На памятниках, надгробных плитах и мемориальных досках старательный резец человека начертал имена, дифирамбы и цифры столетий и лет. И послания эти читают потомки, дети, внуки и правнуки, а порою и более отдаленные поколения. Твердый камень мало-помалу точат дожди, мало-помалу вырисовываются следы пернатых, улиток; издалека прилетевшая пыль, серым слоем въедаясь в поверхность, гасит блеск, набивается в борозды рун, стирает грани, осуществляя тем переход творения людей в творения природы, покрытые растительностью, мхом, и приуготовляя прекрасному бессмертию неторопливую и кроткую погибель.
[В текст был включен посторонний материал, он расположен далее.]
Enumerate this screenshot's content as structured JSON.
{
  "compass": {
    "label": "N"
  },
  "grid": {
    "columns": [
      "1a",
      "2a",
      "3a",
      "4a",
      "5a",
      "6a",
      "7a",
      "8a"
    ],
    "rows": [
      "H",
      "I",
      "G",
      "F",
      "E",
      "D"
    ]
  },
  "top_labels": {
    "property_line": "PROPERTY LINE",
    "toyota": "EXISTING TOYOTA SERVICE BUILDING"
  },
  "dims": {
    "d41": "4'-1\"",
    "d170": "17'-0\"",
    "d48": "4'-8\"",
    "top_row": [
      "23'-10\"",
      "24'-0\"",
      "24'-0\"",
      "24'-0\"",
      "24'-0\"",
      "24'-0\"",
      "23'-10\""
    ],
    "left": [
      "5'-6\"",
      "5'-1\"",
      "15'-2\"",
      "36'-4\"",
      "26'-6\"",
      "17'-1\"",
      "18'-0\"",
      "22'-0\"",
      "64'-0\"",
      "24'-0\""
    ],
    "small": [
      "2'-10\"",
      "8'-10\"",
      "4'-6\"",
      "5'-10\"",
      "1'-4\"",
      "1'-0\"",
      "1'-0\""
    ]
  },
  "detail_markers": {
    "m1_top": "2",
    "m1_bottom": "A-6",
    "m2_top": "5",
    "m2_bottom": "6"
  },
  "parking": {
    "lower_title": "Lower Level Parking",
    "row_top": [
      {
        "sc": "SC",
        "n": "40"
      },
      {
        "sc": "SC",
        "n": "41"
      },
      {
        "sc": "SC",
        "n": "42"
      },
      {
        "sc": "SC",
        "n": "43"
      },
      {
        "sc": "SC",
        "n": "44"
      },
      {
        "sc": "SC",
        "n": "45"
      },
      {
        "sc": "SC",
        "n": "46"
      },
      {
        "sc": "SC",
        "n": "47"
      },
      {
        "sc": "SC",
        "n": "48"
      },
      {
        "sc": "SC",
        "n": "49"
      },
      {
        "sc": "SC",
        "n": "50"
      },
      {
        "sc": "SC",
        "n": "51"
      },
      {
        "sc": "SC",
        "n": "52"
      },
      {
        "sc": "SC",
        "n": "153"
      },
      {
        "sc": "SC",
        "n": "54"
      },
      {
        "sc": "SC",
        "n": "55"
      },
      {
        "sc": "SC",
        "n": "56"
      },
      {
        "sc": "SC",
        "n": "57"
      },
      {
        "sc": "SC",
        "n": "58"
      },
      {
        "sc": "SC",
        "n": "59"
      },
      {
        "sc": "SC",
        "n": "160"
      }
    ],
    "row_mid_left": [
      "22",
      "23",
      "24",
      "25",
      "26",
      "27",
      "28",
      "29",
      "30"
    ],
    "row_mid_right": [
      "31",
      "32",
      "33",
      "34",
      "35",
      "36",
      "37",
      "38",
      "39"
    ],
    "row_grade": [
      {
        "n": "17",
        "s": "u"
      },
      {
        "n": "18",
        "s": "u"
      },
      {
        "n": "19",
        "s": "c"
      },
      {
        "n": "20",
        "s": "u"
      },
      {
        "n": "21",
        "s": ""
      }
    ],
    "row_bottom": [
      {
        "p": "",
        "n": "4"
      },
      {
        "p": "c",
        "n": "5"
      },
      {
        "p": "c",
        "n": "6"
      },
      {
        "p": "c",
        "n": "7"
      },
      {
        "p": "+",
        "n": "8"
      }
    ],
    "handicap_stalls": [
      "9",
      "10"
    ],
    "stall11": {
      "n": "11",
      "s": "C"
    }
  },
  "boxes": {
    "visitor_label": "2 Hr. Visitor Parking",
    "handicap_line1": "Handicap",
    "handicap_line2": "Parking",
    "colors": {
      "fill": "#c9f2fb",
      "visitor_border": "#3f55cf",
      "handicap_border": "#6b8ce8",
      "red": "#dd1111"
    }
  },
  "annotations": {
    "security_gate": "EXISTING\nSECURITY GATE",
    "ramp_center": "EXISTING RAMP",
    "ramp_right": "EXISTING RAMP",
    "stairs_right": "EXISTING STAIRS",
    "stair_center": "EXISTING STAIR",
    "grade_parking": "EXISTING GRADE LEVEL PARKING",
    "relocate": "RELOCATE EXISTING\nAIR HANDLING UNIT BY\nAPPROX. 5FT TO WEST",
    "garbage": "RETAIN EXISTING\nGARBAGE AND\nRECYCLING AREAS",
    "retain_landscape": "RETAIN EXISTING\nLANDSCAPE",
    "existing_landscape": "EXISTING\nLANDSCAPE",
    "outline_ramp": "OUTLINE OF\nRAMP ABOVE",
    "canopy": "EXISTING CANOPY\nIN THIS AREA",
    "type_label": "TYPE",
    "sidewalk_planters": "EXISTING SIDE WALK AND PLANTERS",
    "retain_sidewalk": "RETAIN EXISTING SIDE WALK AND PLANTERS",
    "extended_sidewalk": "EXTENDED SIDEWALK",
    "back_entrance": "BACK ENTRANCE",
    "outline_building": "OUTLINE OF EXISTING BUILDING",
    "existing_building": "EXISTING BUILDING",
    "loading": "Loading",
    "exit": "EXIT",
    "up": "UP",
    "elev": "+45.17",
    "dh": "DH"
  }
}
В Японии, когда-то образцово набожной стране, бесчисленные ущелья и леса скрывают тысячи сгнивающих скульптур, создания художников: прекрасных, кротко улыбающихся Будд, прекрасных благостных Каннон *, почтительных благообразных дзэнских братьев на всех этапах разрушения, призрачно-гипнотического обесформливания, - тысячелетние каменные лица с тысячелетними бородами из мха, травы, цветов и спутанных ветвей. В наши дни один из набожных потомков тех, кто здесь молился и приносил цветами жертву, собрал немало тех изображений в чудесном альбоме, и никогда не получал я лучшего подарка из его страны, с которой давно уже обмениваюсь многим.
* Одно из наиболее популярных японских буддистских божеств; это милосердная заступница, к которой может обратиться за помощью любой человек; сохранились тысячи статуй Каннон, ей посвящены десятки легенд.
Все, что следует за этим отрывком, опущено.